Obtaining meaningful financial advice and solutions is certainly possible, but you must begin with obtaining clarity of your goals and sufficient knowledge to match those goals with an appropriate path to achievement. Think: Ready—Aim—Fire! Too many consumers use a Ready—Fire—Aim approach, finding a seemingly great product or offering and then creating a reason why it matches their needs.
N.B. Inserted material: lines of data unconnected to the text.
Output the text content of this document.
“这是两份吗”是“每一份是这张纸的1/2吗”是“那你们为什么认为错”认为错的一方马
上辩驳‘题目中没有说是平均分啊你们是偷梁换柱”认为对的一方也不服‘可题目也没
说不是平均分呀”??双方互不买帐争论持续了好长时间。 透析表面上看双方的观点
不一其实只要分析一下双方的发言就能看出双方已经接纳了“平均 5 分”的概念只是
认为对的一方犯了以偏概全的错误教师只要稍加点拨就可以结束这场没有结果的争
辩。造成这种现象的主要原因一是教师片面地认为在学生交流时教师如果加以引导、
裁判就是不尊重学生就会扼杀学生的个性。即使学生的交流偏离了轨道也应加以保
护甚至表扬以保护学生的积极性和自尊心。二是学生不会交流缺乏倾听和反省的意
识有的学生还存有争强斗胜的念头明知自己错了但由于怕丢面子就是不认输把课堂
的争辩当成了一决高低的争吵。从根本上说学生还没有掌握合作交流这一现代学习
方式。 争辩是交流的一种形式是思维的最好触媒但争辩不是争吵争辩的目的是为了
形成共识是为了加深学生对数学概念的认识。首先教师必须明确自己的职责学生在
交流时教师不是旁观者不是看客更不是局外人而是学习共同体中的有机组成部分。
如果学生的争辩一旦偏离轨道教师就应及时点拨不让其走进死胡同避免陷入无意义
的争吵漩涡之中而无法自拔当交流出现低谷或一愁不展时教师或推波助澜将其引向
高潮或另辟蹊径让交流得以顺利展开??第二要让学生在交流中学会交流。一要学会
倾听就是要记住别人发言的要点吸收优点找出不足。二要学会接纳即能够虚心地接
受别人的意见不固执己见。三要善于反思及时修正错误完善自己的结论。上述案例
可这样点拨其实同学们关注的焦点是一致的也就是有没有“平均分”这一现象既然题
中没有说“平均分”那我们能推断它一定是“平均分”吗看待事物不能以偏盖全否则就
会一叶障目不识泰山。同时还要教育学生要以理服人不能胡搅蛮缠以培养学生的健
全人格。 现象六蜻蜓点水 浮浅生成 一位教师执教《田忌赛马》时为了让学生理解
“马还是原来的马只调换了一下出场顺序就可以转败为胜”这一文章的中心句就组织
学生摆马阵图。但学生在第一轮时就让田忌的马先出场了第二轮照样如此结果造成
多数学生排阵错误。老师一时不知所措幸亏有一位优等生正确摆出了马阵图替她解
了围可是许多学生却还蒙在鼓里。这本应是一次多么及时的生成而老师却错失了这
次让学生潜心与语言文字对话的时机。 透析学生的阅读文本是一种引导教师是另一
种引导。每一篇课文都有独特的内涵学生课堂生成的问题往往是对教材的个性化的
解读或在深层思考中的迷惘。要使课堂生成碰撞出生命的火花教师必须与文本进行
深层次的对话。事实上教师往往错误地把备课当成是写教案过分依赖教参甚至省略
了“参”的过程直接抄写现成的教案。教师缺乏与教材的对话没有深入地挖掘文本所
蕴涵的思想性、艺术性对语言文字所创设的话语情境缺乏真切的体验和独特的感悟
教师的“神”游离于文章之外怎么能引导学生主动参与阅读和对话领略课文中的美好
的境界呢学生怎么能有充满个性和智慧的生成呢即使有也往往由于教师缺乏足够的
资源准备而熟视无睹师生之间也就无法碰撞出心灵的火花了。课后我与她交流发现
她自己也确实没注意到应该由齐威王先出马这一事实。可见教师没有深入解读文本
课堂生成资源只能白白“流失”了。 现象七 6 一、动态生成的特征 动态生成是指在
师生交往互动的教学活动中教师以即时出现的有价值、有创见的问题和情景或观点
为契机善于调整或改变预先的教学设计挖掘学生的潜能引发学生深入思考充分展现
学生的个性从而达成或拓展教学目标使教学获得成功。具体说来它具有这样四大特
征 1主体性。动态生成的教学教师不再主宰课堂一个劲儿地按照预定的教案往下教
Take, for example, the concept of buying a deferred annuity. Companies who sell these products will tell you all about the living benefits, the death benefits, the long-term care benefits, the potential return benefits, the tax benefits and the guaranteed benefits. The list goes on. But hidden in tiny fonts or referenced by a symbol, index, or disclaimer (and discouraging consumer attention or question) are the costs, fees and restrictions. Although an annuity contract may make sense for some; it certainly isn’t the solution for everyone in every situation, as the advertising might suggest. You know the old saying: If all you have is a hammer, everything looks like a nail.

So, what do you care about? Why is reaching that goal vital? What are you willing to do to make it a reality? How does it align with your values and life goals? This is where you start—answering these questions rather than beginning with a solution in search of a question. The fact is, the financial services environment is a minefield of cross-purposes, agendas and opinions. The industry, with few exceptions, is built on selling products to consumers. Unfortunately, real information is hard to find, and more importantly, discussions about their appropriateness to your situation is even more rare. Sure, that fund pays a high yield or has more stars—and hey, who doesn’t want higher yield or better return?—but there’s always a cost, a risk and more information that needs to be extracted before you know it’s right for you.

Start with knowing your objectives and asking all the relevant questions. Don’t stop asking until the answers you receive are complete, understandable and aligned with your life’s goals. That’s your job!